“No, I’m not. But you—”
“Not a bit of it. We’ll be with you on that.”
“With me, after you’ve stuck a knife in me!” The conviction of having suffered unmerited wrong, ever at call in an egoist’s soul, surged to Embree’s pale lips. “You’ve sold out to the corporation gang. That’s what you’ve done,” he accused. “You’ve sold me out.”
The bitter and withered face of the man who had been his friend oppressed Jeremy with a sense of tragedy.
“Good-bye, Mart,” he said. “I’m sorry it—it had to be this way.”
“You have cause. You’ll be sorrier.” The smile was a little crooked now, with a hint of fangs at the corner. “I’m a poor forgetter, Robson. Particularly when it’s my friends who betray me,” he added, calling out the last words after the departing visitor.
So there was no interview with Professor Rappelje in that evening’s paper. Nor did any account of the vivacious proceedings of the conference appear. These the editor of The Guardian deemed to be confidential. Nevertheless, there was no dearth of interesting matter in that issue. The announcement of the State Council of Defense personnel stirred up hearty approval among a large element and grievous surprise and wrath in other quarters.
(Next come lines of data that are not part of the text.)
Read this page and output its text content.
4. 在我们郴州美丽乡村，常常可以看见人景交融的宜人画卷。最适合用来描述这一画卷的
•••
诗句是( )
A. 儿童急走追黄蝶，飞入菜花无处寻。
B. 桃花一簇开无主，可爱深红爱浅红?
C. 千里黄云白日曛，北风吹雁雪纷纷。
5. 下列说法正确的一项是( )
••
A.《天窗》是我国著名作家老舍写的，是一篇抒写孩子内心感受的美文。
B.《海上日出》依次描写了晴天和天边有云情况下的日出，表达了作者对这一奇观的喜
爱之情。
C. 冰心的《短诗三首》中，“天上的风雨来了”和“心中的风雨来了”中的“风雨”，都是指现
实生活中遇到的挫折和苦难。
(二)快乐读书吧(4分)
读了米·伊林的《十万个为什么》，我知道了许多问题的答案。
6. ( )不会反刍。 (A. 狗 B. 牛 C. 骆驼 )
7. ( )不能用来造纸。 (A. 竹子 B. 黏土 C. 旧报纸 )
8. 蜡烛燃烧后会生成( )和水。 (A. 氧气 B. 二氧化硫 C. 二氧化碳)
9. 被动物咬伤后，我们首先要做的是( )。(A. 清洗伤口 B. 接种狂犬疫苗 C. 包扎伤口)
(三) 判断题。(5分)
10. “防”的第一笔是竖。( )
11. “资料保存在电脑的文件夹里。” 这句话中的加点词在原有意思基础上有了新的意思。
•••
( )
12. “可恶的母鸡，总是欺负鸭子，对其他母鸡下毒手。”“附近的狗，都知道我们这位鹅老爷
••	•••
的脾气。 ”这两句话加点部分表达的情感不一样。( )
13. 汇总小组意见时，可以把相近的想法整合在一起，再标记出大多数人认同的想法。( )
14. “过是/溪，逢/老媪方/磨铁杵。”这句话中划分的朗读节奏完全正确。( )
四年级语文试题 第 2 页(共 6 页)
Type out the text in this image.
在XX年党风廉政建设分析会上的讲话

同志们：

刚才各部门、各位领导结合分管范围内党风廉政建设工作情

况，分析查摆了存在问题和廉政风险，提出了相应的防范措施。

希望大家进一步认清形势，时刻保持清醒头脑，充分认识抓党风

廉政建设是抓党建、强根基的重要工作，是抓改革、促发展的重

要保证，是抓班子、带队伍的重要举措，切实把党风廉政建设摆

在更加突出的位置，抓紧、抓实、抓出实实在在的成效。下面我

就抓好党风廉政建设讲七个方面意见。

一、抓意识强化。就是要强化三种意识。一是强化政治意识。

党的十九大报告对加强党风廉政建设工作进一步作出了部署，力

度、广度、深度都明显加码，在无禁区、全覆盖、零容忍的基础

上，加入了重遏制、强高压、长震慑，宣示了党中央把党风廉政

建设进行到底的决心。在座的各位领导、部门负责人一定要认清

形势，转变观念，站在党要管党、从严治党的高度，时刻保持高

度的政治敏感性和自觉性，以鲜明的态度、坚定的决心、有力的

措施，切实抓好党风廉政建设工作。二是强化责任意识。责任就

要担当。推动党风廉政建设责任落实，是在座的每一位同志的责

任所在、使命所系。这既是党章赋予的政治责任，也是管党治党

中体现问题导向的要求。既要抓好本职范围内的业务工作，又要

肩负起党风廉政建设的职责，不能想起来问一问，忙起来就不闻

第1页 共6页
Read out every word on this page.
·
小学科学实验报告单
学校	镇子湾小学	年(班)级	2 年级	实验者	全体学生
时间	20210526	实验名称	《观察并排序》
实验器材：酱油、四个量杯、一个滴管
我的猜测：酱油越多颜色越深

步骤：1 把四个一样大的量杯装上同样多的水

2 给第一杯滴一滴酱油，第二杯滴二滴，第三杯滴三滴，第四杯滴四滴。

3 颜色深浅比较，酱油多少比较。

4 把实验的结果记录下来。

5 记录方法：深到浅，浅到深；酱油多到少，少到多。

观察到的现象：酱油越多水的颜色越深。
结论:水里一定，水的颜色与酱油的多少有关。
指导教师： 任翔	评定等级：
Further to enrage the aggrieved Germans, The Guardian’s clear challenge, “Under Which Flag?” retrieved at the last moment from the hook and double-leaded for emphasis, set the two ends of the hyphen to bristling mutually, and surcharged the air with more electricity than it could comfortably contain.
In its next issue, The Guardian sprang another sensation by formally forswearing its support of Governor Embree. Its leader for the day, under the heading “He Who is Not For Us is Against Us,” established a local and definitive test of Americanism, and declared all other questions and issues subordinate to the critical interests of the Nation as a whole. The Guardian would remain steadfast to the internal policies and reforms which Governor Embree had instituted. It could not and would not support him for the United States Senate, believing, as it must, that to elect him would be to place a putative enemy agent in that body.
Martin Embree answered through the columns of The Record. The slanderous assertions of The Guardian, he stated, would later be cited for proof before the courts. The Record gave him two mildly supporting editorials, but did nothing to indicate an alliance. Thus Embree was forced to enter the crucial campaign of his political career without local editorial support. At the same time The Bellair Journal quit him.
The greater necessity that he should keep himself before the public in the news. His projected libel suit against The Guardian would be one method. After considerable delay the suit was filed.